Deniz Çoban - Fanatik
Son zamanlarda Türk hakemliğinde yaşananları anlamakta zorlanıyorum. Maçlara yapılan hakem atamaları aynı isimler etrafında dönerken, hatalar da artarak devam ediyor. Aynı isimlere maç verip, evinde oturan hakemleri görmezden gelmenin mantığını çözemiyorum. Dün oynanan maçın hakemi Volkan Bayarslan’dı ve VAR odasında da Atilla Karaoğlan vardı.
Fenerbahçe’nin Emre ile maçın başında 1- 0’ı yakaladığı golden önce, Valencia topu pazısıyla, açık şekilde, Emre’nin önüne indiriyor.

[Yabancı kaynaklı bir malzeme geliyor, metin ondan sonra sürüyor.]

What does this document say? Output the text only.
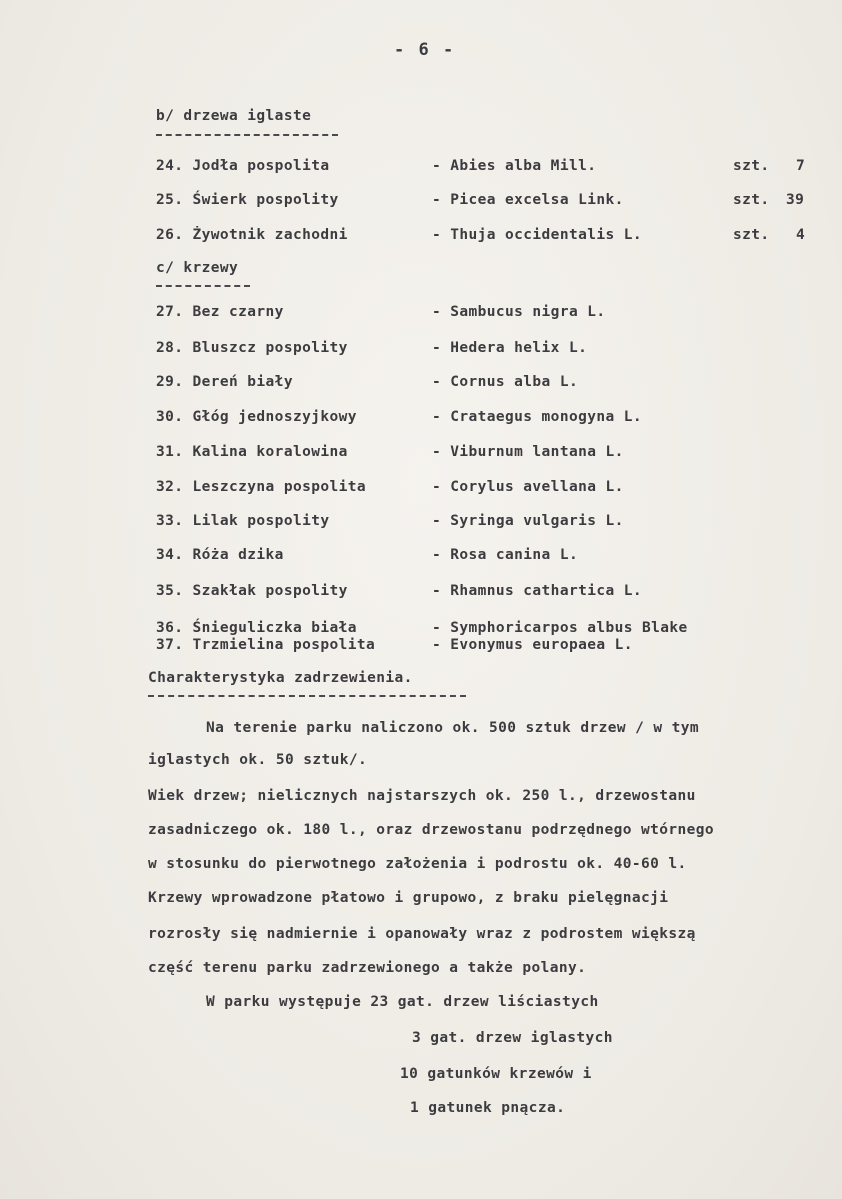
- 6 -
b/ drzewa iglaste
24. Jodła pospolita	- Abies alba Mill.	szt. 7
25. Świerk pospolity	- Picea excelsa Link.	szt. 39
26. Żywotnik zachodni	- Thuja occidentalis L.	szt. 4
c/ krzewy
27. Bez czarny	- Sambucus nigra L.
28. Bluszcz pospolity	- Hedera helix L.
29. Dereń biały	- Cornus alba L.
30. Głóg jednoszyjkowy	- Crataegus monogyna L.
31. Kalina koralowina	- Viburnum lantana L.
32. Leszczyna pospolita	- Corylus avellana L.
33. Lilak pospolity	- Syringa vulgaris L.
34. Róża dzika	- Rosa canina L.
35. Szakłak pospolity	- Rhamnus cathartica L.
36. Śnieguliczka biała	- Symphoricarpos albus Blake
37. Trzmielina pospolita	- Evonymus europaea L.
Charakterystyka zadrzewienia.
Na terenie parku naliczono ok. 500 sztuk drzew / w tym
iglastych ok. 50 sztuk/.
Wiek drzew; nielicznych najstarszych ok. 250 l., drzewostanu
zasadniczego ok. 180 l., oraz drzewostanu podrzędnego wtórnego
w stosunku do pierwotnego założenia i podrostu ok. 40-60 l.
Krzewy wprowadzone płatowo i grupowo, z braku pielęgnacji
rozrosły się nadmiernie i opanowały wraz z podrostem większą
część terenu parku zadrzewionego a także polany.
W parku występuje 23 gat. drzew liściastych
3 gat. drzew iglastych
10 gatunków krzewów i
1 gatunek pnącza.
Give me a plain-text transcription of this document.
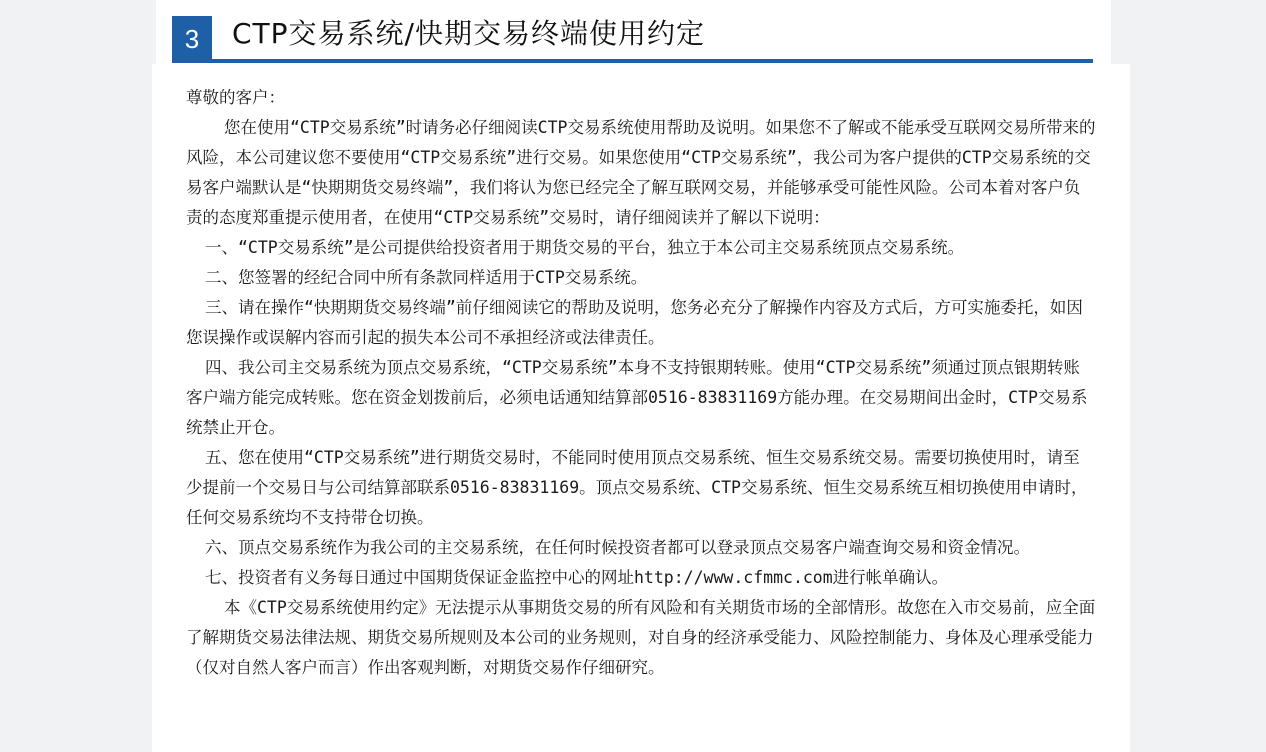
3	CTP交易系统/快期交易终端使用约定

尊敬的客户：

您在使用“CTP交易系统”时请务必仔细阅读CTP交易系统使用帮助及说明。如果您不了解或不能承受互联网交易所带来的风险，本公司建议您不要使用“CTP交易系统”进行交易。如果您使用“CTP交易系统”，我公司为客户提供的CTP交易系统的交易客户端默认是“快期期货交易终端”，我们将认为您已经完全了解互联网交易，并能够承受可能性风险。公司本着对客户负责的态度郑重提示使用者，在使用“CTP交易系统”交易时，请仔细阅读并了解以下说明：

一、“CTP交易系统”是公司提供给投资者用于期货交易的平台，独立于本公司主交易系统顶点交易系统。

二、您签署的经纪合同中所有条款同样适用于CTP交易系统。

三、请在操作“快期期货交易终端”前仔细阅读它的帮助及说明，您务必充分了解操作内容及方式后，方可实施委托，如因您误操作或误解内容而引起的损失本公司不承担经济或法律责任。

四、我公司主交易系统为顶点交易系统，“CTP交易系统”本身不支持银期转账。使用“CTP交易系统”须通过顶点银期转账客户端方能完成转账。您在资金划拨前后，必须电话通知结算部0516-83831169方能办理。在交易期间出金时，CTP交易系统禁止开仓。

五、您在使用“CTP交易系统”进行期货交易时，不能同时使用顶点交易系统、恒生交易系统交易。需要切换使用时，请至少提前一个交易日与公司结算部联系0516-83831169。顶点交易系统、CTP交易系统、恒生交易系统互相切换使用申请时，任何交易系统均不支持带仓切换。

六、顶点交易系统作为我公司的主交易系统，在任何时候投资者都可以登录顶点交易客户端查询交易和资金情况。

七、投资者有义务每日通过中国期货保证金监控中心的网址http://www.cfmmc.com进行帐单确认。

本《CTP交易系统使用约定》无法提示从事期货交易的所有风险和有关期货市场的全部情形。故您在入市交易前，应全面了解期货交易法律法规、期货交易所规则及本公司的业务规则，对自身的经济承受能力、风险控制能力、身体及心理承受能力（仅对自然人客户而言）作出客观判断，对期货交易作仔细研究。
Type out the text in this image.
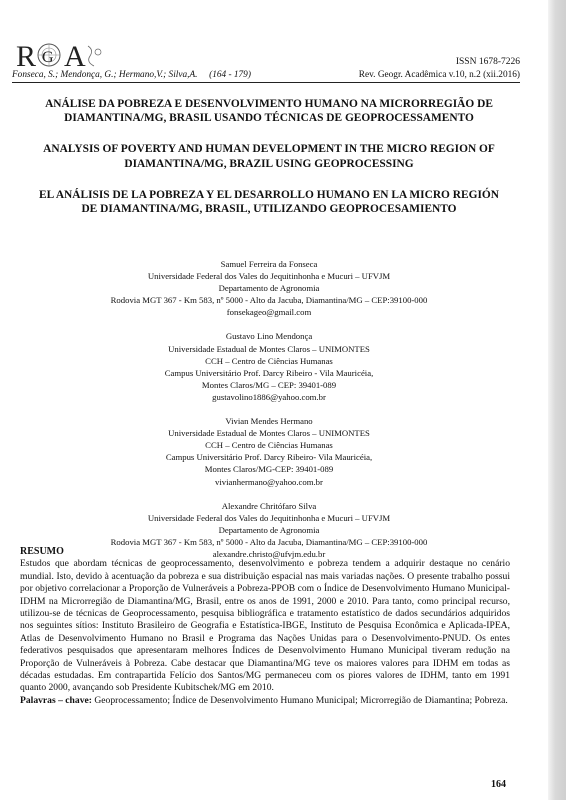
R G A	ISSN 1678-7226
Fonseca, S.; Mendonça, G.; Hermano,V.; Silva,A. (164 - 179)	Rev. Geogr. Acadêmica v.10, n.2 (xii.2016)

ANÁLISE DA POBREZA E DESENVOLVIMENTO HUMANO NA MICRORREGIÃO DE DIAMANTINA/MG, BRASIL USANDO TÉCNICAS DE GEOPROCESSAMENTO

ANALYSIS OF POVERTY AND HUMAN DEVELOPMENT IN THE MICRO REGION OF DIAMANTINA/MG, BRAZIL USING GEOPROCESSING

EL ANÁLISIS DE LA POBREZA Y EL DESARROLLO HUMANO EN LA MICRO REGIÓN DE DIAMANTINA/MG, BRASIL, UTILIZANDO GEOPROCESAMIENTO

Samuel Ferreira da Fonseca
Universidade Federal dos Vales do Jequitinhonha e Mucuri – UFVJM
Departamento de Agronomia
Rodovia MGT 367 - Km 583, nº 5000 - Alto da Jacuba, Diamantina/MG – CEP:39100-000
fonsekageo@gmail.com
Gustavo Lino Mendonça
Universidade Estadual de Montes Claros – UNIMONTES
CCH – Centro de Ciências Humanas
Campus Universitário Prof. Darcy Ribeiro - Vila Mauricéia,
Montes Claros/MG – CEP: 39401-089
gustavolino1886@yahoo.com.br
Vivian Mendes Hermano
Universidade Estadual de Montes Claros – UNIMONTES
CCH – Centro de Ciências Humanas
Campus Universitário Prof. Darcy Ribeiro- Vila Mauricéia,
Montes Claros/MG-CEP: 39401-089
vivianhermano@yahoo.com.br
Alexandre Chritófaro Silva
Universidade Federal dos Vales do Jequitinhonha e Mucuri – UFVJM
Departamento de Agronomia
Rodovia MGT 367 - Km 583, nº 5000 - Alto da Jacuba, Diamantina/MG – CEP:39100-000
alexandre.christo@ufvjm.edu.br
RESUMO

Estudos que abordam técnicas de geoprocessamento, desenvolvimento e pobreza tendem a adquirir destaque no cenário mundial. Isto, devido à acentuação da pobreza e sua distribuição espacial nas mais variadas nações. O presente trabalho possui por objetivo correlacionar a Proporção de Vulneráveis a Pobreza-PPOB com o Índice de Desenvolvimento Humano Municipal-IDHM na Microrregião de Diamantina/MG, Brasil, entre os anos de 1991, 2000 e 2010. Para tanto, como principal recurso, utilizou-se de técnicas de Geoprocessamento, pesquisa bibliográfica e tratamento estatístico de dados secundários adquiridos nos seguintes sítios: Instituto Brasileiro de Geografia e Estatística-IBGE, Instituto de Pesquisa Econômica e Aplicada-IPEA, Atlas de Desenvolvimento Humano no Brasil e Programa das Nações Unidas para o Desenvolvimento-PNUD. Os entes federativos pesquisados que apresentaram melhores Índices de Desenvolvimento Humano Municipal tiveram redução na Proporção de Vulneráveis à Pobreza. Cabe destacar que Diamantina/MG teve os maiores valores para IDHM em todas as décadas estudadas. Em contrapartida Felício dos Santos/MG permaneceu com os piores valores de IDHM, tanto em 1991 quanto 2000, avançando sob Presidente Kubitschek/MG em 2010.

Palavras – chave: Geoprocessamento; Índice de Desenvolvimento Humano Municipal; Microrregião de Diamantina; Pobreza.

164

Bu golün kesinlikle iptali gerekirdi. Şimdi merak ediyorum bu maçın iki gözlemcisi Hamza Işın ile Halis Özkahya, Karaoğlan’a ne not verecekler! Karaoğlan hafta sonu maçından alınacak mı, yoksa yaptığı bu büyük hataya rağmen o maça çıkabilecek mi?
Oktay Derelioğlu - Takvim
Ligde ağır darbe alan Fenerbahçe'nin bu maça 6 farklı oyuncuyla çıkmasını ilginç buldum. Belki de Ziraat Türkiye Kupası, sarı-lacivertlilerin bu sezon alacağı tek kupa olacak ama Jesus, önemli oyuncuları yedek soyundurarak riske girdi. Uzun süredir 11'e girmeyen fakat oyuna sonradan dahil olduğunda maçlara direkt etki eden Emre Mor, attığı 2 golle as kadroya girmesi gerektiğini Jesus'a gösterdi. Bundan sonraki maçlarda Emre Mor'un daha çok 11'de yer alacağını düşünüyorum. Sarı-Lacivertliler yarı finalde Sivasspor ile eşleşti. Uzun süre sonra kulüp bir kupayı müzesine götürmeye yakın gibi duruyor. Serdar Dursun birçok isim tarafından eleştirilse de oyunun birçok bölümünde etkili olabilen bir isim. Set oyunlarında pivot özellikleriyle takım arkadaşlarına pozisyon hazırlayabiliyor.
Jesus, Joao Pedro'ya verdiği fırsatları Serdar Dursun'a verseydi Fenerbahçe daha çok gol atabilir ve puan kazanabilirdi. Zaman zaman kopuk da oynasa Fenerbahçe maçı kazanmayı başardı. Ayrıca Jesus'un bundan sonraki maçlarda üçlü savunmayı da kullanmayacağını düşünüyorum. Kupada yarı final, taraftara ve camiaya moral olacaktır.